Kevin Venzke stepjak at yahoo.fr
Wed Apr 30 19:18:02 PDT 2003


 --- Alex Small <asmall at physics.ucsb.edu> a écrit : 
> Imagine an election which selects 2 winners, but one of the winners will
> have more power than the other.  The candidate who performs best according
> to our election method becomes chief executive.  The runner-up goes to the
> legislature to act as the leader of the "Faithful Opposition".  You might
> envision this as a unique type of "check and balance" on the power of the
> executive.  Originally, the US Constitution did something like this:  The
> VP was whoever came in #2 in the electoral vote, rather than the
> running-mate of #1.

> 
> I'm not sure about how to modify Condorcet or other methods.  Any thoughts?

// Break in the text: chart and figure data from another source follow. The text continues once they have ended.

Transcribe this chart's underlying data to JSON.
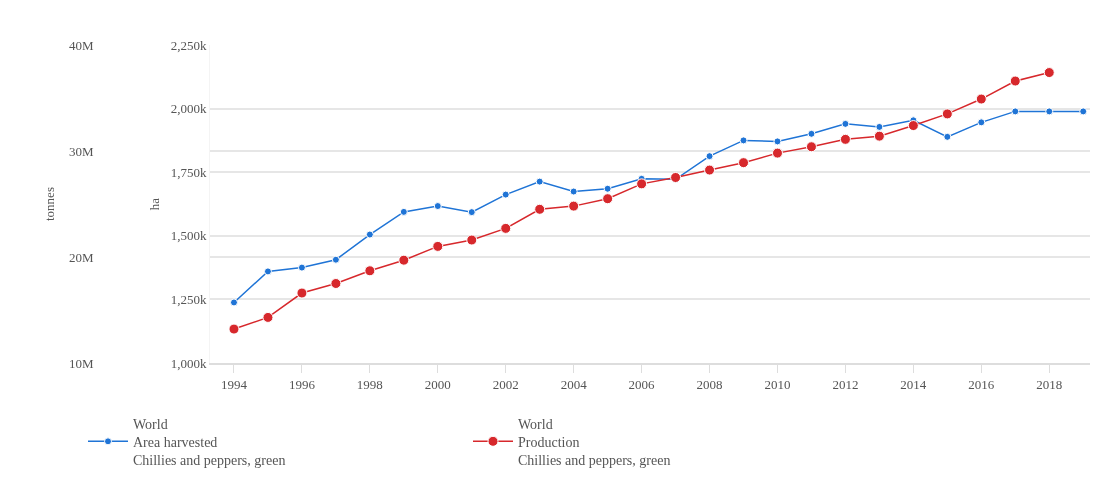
{
  "chart_data": {
    "type": "line",
    "x": [
      1994,
      1995,
      1996,
      1997,
      1998,
      1999,
      2000,
      2001,
      2002,
      2003,
      2004,
      2005,
      2006,
      2007,
      2008,
      2009,
      2010,
      2011,
      2012,
      2013,
      2014,
      2015,
      2016,
      2017,
      2018,
      2019
    ],
    "series": [
      {
        "name": "World\nArea harvested\nChillies and peppers, green",
        "color": "#1f74d6",
        "values": [
          1238,
          1360,
          1375,
          1406,
          1505,
          1594,
          1617,
          1593,
          1662,
          1713,
          1674,
          1685,
          1724,
          1722,
          1813,
          1875,
          1871,
          1901,
          1940,
          1928,
          1954,
          1889,
          1946,
          1989,
          1989,
          1989
        ]
      },
      {
        "name": "World\nProduction\nChillies and peppers, green",
        "color": "#d7282c",
        "axis": "y2",
        "values": [
          13.2,
          14.3,
          16.6,
          17.5,
          18.7,
          19.7,
          21.0,
          21.6,
          22.7,
          24.5,
          24.8,
          25.5,
          26.9,
          27.5,
          28.2,
          28.9,
          29.8,
          30.4,
          31.1,
          31.4,
          32.4,
          33.5,
          34.9,
          36.6,
          37.4,
          null
        ]
      }
    ],
    "ylabel": "ha",
    "y2label": "tonnes",
    "xlim": [
      1993.3,
      2019.2
    ],
    "xticks": [
      1994,
      1996,
      1998,
      2000,
      2002,
      2004,
      2006,
      2008,
      2010,
      2012,
      2014,
      2016,
      2018
    ],
    "ylim": [
      1000,
      2250
    ],
    "yticks": [
      {
        "value": 1000,
        "label": "1,000k"
      },
      {
        "value": 1250,
        "label": "1,250k"
      },
      {
        "value": 1500,
        "label": "1,500k"
      },
      {
        "value": 1750,
        "label": "1,750k"
      },
      {
        "value": 2000,
        "label": "2,000k"
      },
      {
        "value": 2250,
        "label": "2,250k"
      }
    ],
    "y2lim": [
      10,
      40
    ],
    "y2ticks": [
      {
        "value": 10,
        "label": "10M"
      },
      {
        "value": 20,
        "label": "20M"
      },
      {
        "value": 30,
        "label": "30M"
      },
      {
        "value": 40,
        "label": "40M"
      }
    ],
    "grid": "y",
    "legend": "bottom",
    "marker": "circle",
    "line_style": "solid"
  }
}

For exactly two winners, with one specifically being the "opposition," how
about if you elect the "first" winner per a Condorcet method, and elect as the
"opposition" winner that candidate against whom the "first" candidate fared
the poorest?  That is, that candidate who received the most votes going
head-to-head with the CW.

I think that makes intuitive sense, but I'd have concerns about the scenario
where the first winner is a centrist candidate with broad support, while the
"opposition" winner is off-center with only around 25% support, let's say.
In that case, and perhaps in most cases, I'd prefer that the "opposition" be
the candidate who would've won had the winner not run.  Perhaps the method
could require that route if the primary winner beats all by a landslide.